Retro: Back to Skool
Clive Sinclair's seminal ZX Spectrum celebrated its 30th anniversary this week, so what better way to mark the occasion than revisiting the most influential games from its back catalog?

They didn't come any more high calibre than Back to Skool in the mid-1980s. As one of the first games to pull off life simulation (or at least an aspect of it), David Reidy's take on the education system inspired an entire generation of programmers.

Back to Skool was a sequel to Skool Daze, and essentially a more advanced version of its forebear.
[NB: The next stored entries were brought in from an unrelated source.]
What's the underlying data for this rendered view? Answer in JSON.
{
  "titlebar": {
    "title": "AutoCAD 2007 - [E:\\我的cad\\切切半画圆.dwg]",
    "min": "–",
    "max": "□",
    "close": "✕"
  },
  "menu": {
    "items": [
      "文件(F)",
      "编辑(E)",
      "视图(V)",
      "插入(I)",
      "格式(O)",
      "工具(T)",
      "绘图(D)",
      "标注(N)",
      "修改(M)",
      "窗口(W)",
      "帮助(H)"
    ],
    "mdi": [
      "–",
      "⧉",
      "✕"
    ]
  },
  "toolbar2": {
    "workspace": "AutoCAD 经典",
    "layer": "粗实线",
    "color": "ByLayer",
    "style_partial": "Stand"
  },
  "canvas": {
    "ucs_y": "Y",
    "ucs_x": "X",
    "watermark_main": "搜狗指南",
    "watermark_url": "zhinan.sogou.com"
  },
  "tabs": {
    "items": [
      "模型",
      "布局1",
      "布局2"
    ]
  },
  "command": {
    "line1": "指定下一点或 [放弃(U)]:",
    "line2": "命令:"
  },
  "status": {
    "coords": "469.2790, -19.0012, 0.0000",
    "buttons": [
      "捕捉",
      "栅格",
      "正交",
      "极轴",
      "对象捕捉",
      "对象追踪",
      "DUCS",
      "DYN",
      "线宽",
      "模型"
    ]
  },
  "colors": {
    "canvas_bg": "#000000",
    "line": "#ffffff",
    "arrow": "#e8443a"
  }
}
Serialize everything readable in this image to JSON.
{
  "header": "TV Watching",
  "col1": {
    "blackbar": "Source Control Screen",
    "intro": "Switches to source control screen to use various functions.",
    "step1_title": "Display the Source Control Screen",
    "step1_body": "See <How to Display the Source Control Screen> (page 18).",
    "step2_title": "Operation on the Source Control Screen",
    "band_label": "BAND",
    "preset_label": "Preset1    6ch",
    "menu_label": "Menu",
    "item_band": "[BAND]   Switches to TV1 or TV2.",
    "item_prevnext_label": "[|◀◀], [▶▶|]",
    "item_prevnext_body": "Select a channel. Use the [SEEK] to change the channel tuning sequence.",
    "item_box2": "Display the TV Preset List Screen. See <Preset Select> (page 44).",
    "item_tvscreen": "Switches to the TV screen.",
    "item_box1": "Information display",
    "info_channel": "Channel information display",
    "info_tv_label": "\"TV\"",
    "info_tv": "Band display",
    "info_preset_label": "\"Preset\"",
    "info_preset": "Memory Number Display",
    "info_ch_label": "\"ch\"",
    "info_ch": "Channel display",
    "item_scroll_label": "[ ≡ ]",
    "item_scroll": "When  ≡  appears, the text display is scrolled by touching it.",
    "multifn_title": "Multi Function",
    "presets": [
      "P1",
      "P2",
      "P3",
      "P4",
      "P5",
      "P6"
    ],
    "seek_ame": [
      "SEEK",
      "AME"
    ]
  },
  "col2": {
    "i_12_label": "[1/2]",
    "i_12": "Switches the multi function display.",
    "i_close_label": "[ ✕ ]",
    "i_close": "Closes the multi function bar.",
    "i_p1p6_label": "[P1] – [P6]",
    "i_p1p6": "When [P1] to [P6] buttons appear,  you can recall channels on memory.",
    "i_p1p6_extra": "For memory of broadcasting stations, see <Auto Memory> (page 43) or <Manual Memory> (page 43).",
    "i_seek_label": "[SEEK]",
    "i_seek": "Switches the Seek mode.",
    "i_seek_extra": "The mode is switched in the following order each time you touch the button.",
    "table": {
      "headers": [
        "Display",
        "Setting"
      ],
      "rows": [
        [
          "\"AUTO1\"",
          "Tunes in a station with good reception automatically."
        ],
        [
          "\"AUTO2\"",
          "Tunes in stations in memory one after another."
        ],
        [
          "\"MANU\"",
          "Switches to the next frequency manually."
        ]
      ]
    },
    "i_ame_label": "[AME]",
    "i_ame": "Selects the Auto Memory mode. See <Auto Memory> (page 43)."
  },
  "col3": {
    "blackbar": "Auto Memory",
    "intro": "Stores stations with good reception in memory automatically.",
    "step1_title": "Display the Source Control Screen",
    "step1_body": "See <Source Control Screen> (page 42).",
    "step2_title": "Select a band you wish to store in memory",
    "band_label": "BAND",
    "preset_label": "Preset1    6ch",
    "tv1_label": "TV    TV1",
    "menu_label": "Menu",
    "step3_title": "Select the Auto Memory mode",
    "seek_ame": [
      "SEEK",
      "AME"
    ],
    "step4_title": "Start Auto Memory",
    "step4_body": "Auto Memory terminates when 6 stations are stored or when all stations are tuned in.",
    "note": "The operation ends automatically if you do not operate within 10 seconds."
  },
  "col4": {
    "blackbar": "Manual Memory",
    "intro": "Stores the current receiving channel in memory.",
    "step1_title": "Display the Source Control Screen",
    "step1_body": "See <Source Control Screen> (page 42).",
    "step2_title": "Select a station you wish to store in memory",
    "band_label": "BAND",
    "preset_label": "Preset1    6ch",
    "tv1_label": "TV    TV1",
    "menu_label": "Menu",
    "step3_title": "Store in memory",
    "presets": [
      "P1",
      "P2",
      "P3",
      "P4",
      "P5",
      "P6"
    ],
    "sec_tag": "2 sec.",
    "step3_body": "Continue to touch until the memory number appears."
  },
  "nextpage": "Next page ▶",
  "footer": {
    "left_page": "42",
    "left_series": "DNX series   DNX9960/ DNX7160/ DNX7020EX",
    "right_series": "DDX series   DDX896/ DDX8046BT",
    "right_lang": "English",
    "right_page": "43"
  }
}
Drawing inspiration from his wife's occupation as a teacher, Reidy set out to deliver a parody of school life through the medium of video games.

The end result played like an interactive version of Grange Hill, albeit with fewer colors and a side-on perspective. The player took control of Eric, a rebellious youth with very little going for him where grades were concerned.

Retro: Back to Skool
The object of the game was to plant a forged report card into the headmaster's safe by cracking its combination. Players earned the code's individual digits by completing tasks around the school… but if the core objective grew tiresome, you could always go around punching classmates for the sheer fun of it.

Like Skool Daze before it, Back to Skool contained most of the hallmarks of a typical school day. You could attend lessons, get into playground scraps, write on blackboards, and be collared by overbearing teachers eager to dish out lines. In an age where simply making spirits run and jump was a challenge, there was an impressive amount of environmental interactivity on offer here.

Eric could ride bikes, use basic weapons such as slingshots and stink bombs, and even intoxicate bothersome teachers by spiking their cups with sherry. The non-playable characters were transparent sprites that took on the color of their background, but they were loaded with personality.

Miss Take, the headmistress, ruled with an iron fist, and Albert the caretaker served as an eagle-eyed watchman preventing you from leaving the school grounds. One of Back to Skool's new features was the addition of a girls' school next door, giving players plenty of incentive to give Albert the slip.

Retro: Back to Skool
This created new gameplay opportunities. Players could release mice into the girls' school to cause widespread chaos, or palm off their lines on Eric's girlfriend Hayley by buttering her up with a kiss, although she grew tired of this by the sixth attempt.

The most common way players lost the game was by incurring too many lines, but it wasn't the only route to that game over screen. In what seems like a dark twist, it was actually possible to commit suicide by leaping out of the second floor window.

When this happened, one of the teachers stood over your incapacitated form and said: "You are not a bird, Eric. You're expelled," although surely expulsion was the least of Eric's worries at that particular time.

Like many great Spectrum games, Back to Skool had some interesting bugs and glitches. One enabled players to view what was going on inside the neighbouring girls' school without setting foot in there, and another caused those bothersome teachers to disappear; so they were both amusing and functional.

Retro: Back to Skool
In closing, Back to Skool was something of an oddball release, yet a classic in its own right. Reidy's masterpiece was far ahead of its time when you consider the amount of games that have attempted to simulate aspects of real life since. Almost three decades down the line, it might not look like much, but those who give it a try might just be surprised.